Тот опять призадумался; затем поднял с пола пакет, встал.
– Пойдемте.
– Это мой пакет, не правда ли? Я могу его нести, – сказал переплетчик, предрасположенный успехом к любезности.
– Нет, нет, – буркнул незнакомец и отвел руку Кинэта.
XX
ВАЗЭМ ВСТРЕЧАЕТ СВОЮ БУДУЩНОСТЬ
Вазэм и его новый знакомый пробыли вместе несколько минут между скачками на приз Уазы и на приз Дромского департамента. Разговор у них произошел такой:
– Ну? Дозвонились к господину Полю?
– Да, да.
– Он все записал под вашу диктовку? Ничего не перепутал?
– Ничего. Он повторял имена лошадей. Он мне сказал еще: "Передайте хозяину, что у меня есть в двойном двести франков на "Ниппона II" в скачке на Изерский приз. Он будет знать, о чем речь".
– Хорошо, спасибо. Вы отлично исполняете поручения.
Затем он извинился и ушел в другой конец круга, прибавив, что "хорошо бы встретиться перед разъездом". Вазэм его немного разыскивал, но не нашел.
На перроне Северного вокзала, когда Вазэм вышел из Энгьенского поезда, кто-то его окликнул. Это был тот же господин.

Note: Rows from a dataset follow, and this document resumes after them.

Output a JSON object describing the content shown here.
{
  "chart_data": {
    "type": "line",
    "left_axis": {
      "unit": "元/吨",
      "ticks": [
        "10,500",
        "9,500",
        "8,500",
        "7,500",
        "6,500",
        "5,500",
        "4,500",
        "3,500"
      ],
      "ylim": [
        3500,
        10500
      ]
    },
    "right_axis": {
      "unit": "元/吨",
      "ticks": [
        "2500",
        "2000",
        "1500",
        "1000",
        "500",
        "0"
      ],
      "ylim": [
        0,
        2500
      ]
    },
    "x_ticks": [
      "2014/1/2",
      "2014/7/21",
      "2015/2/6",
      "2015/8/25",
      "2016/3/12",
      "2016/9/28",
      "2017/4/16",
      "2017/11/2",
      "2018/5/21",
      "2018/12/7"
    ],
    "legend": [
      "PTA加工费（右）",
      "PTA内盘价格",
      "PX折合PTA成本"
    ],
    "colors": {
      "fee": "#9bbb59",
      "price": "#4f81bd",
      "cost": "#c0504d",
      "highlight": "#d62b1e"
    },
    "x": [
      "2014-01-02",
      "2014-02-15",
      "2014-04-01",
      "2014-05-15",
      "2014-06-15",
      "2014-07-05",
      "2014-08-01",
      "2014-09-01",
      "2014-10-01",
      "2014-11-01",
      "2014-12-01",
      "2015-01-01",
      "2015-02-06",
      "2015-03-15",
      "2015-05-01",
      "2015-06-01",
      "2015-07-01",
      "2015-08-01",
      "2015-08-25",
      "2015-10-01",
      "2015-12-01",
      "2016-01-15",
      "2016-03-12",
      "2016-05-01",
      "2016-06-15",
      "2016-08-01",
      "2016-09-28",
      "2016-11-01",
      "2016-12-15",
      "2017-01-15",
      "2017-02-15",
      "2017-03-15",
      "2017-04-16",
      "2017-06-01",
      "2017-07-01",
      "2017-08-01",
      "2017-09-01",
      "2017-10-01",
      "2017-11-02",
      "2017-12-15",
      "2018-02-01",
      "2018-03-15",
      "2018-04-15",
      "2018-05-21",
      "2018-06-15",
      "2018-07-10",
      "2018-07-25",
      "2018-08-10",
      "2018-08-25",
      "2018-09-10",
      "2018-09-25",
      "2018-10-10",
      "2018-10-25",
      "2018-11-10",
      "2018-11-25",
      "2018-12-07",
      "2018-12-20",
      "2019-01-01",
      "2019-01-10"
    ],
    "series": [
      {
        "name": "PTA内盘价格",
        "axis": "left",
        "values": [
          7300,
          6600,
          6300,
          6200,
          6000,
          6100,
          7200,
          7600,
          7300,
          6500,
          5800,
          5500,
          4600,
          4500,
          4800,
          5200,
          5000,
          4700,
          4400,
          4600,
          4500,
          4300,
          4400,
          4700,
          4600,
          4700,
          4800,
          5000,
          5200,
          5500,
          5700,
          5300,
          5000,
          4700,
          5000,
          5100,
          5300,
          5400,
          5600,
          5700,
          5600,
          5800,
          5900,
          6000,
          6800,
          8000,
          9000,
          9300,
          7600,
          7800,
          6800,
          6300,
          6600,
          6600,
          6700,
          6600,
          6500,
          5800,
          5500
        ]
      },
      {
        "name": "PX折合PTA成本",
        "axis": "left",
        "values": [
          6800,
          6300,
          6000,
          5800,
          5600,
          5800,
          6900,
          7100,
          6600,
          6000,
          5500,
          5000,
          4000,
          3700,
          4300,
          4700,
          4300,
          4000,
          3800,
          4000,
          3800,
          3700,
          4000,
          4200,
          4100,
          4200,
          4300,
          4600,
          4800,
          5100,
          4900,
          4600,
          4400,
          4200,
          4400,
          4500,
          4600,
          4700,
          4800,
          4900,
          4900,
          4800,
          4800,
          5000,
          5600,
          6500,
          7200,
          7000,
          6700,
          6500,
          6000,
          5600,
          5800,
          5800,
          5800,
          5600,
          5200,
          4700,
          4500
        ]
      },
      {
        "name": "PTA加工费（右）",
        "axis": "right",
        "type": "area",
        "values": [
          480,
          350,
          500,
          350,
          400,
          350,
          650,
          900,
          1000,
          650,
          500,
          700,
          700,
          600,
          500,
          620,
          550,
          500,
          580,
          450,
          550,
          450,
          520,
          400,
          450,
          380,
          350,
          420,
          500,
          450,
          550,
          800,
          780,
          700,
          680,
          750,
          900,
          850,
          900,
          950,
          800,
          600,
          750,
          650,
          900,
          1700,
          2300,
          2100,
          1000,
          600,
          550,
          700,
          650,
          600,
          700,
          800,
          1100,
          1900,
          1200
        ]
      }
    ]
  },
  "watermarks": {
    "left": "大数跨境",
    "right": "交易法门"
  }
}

– У вас найдется время выпить со мною чего-нибудь?
Вазэм знал, с каким нетерпением его ждут. Но он был не из тех, кто упускает возможности. Самое незначительное приключение само по себе возбуждало его. Кроме того, он обожал кафе, хотя не мог их часто посещать. Опрокинуть рюмку-другую у стойки, как это делает кучер, лошади которого ржут на улице, – в этом для него не было ничего соблазнительного. Но сидя за столиком, перед хорошим напитком, он вкушал всякого рода удовольствия, в том числе и от выпивки. Жар в теле и горький водочный привкус оживляли его природный оптимизм.
– Если хотите, пойдем в кафе напротив. Это – бельгийцы, почти мои земляки, оттого, что я родился на севере, близ границы.
– Вот как? Мои родители тоже из тех мест.
– Точнее – откуда именно?
– Из Па-де-Кале. Моя фамилия Вазэм.
– Да, там такие фамилии встречаются.
Когда они уселись, господин присмотрелся к Вазэму внимательнее, чем при первой их встрече, и с известной симпатией. Сколько лет этому мальчику? Двадцать, судя только по телосложению. Восемнадцать, если поглядеть на его лицо и глаза. Но неужели он уже завсегдатай ипподрома?
Чувствуя на себе любопытный взгляд, юноша Вазэм потягивал скромно свой аперитив. Принял вид рассеянный и смирный. Ни на что в частности не надеясь, без какого-либо определенного расчета, он хотел внушить доверие собутыльнику. Но отнюдь не довериться ему вслепую. Склонность к приключениям не делала его дурнем. Он даже мог сколько угодно врать, если это нужно было ему для притворства или фанфаронства.
– Вы часто посещаете скачки? – спросил его господин.
– Довольно часто.
– Я как будто видел вас в Отейле.
– В Отейле и в других местах.
– Вы играете за свой счет?
– Да…
Вазэм приготовился сочинять. Уже рисовал себе жизнь молодого спортсмена, которую бы ему легко было многословно описать. Подробности всплывали бы по мере надобности.
Но, к большому его удивлению, он оробел. Ему показалось очевидным, что господин не поверит ни одному слову из всех этих росказней и составит себе о Вазэме совсем не хорошее представление, а этого очень боялся Вазэм.
Тогда он поправился:
– Но главным образом за счет мастерской.
– Как так?
– Не ежедневно, но раза три в неделю, а то и четыре, смотря по спортивному календарю.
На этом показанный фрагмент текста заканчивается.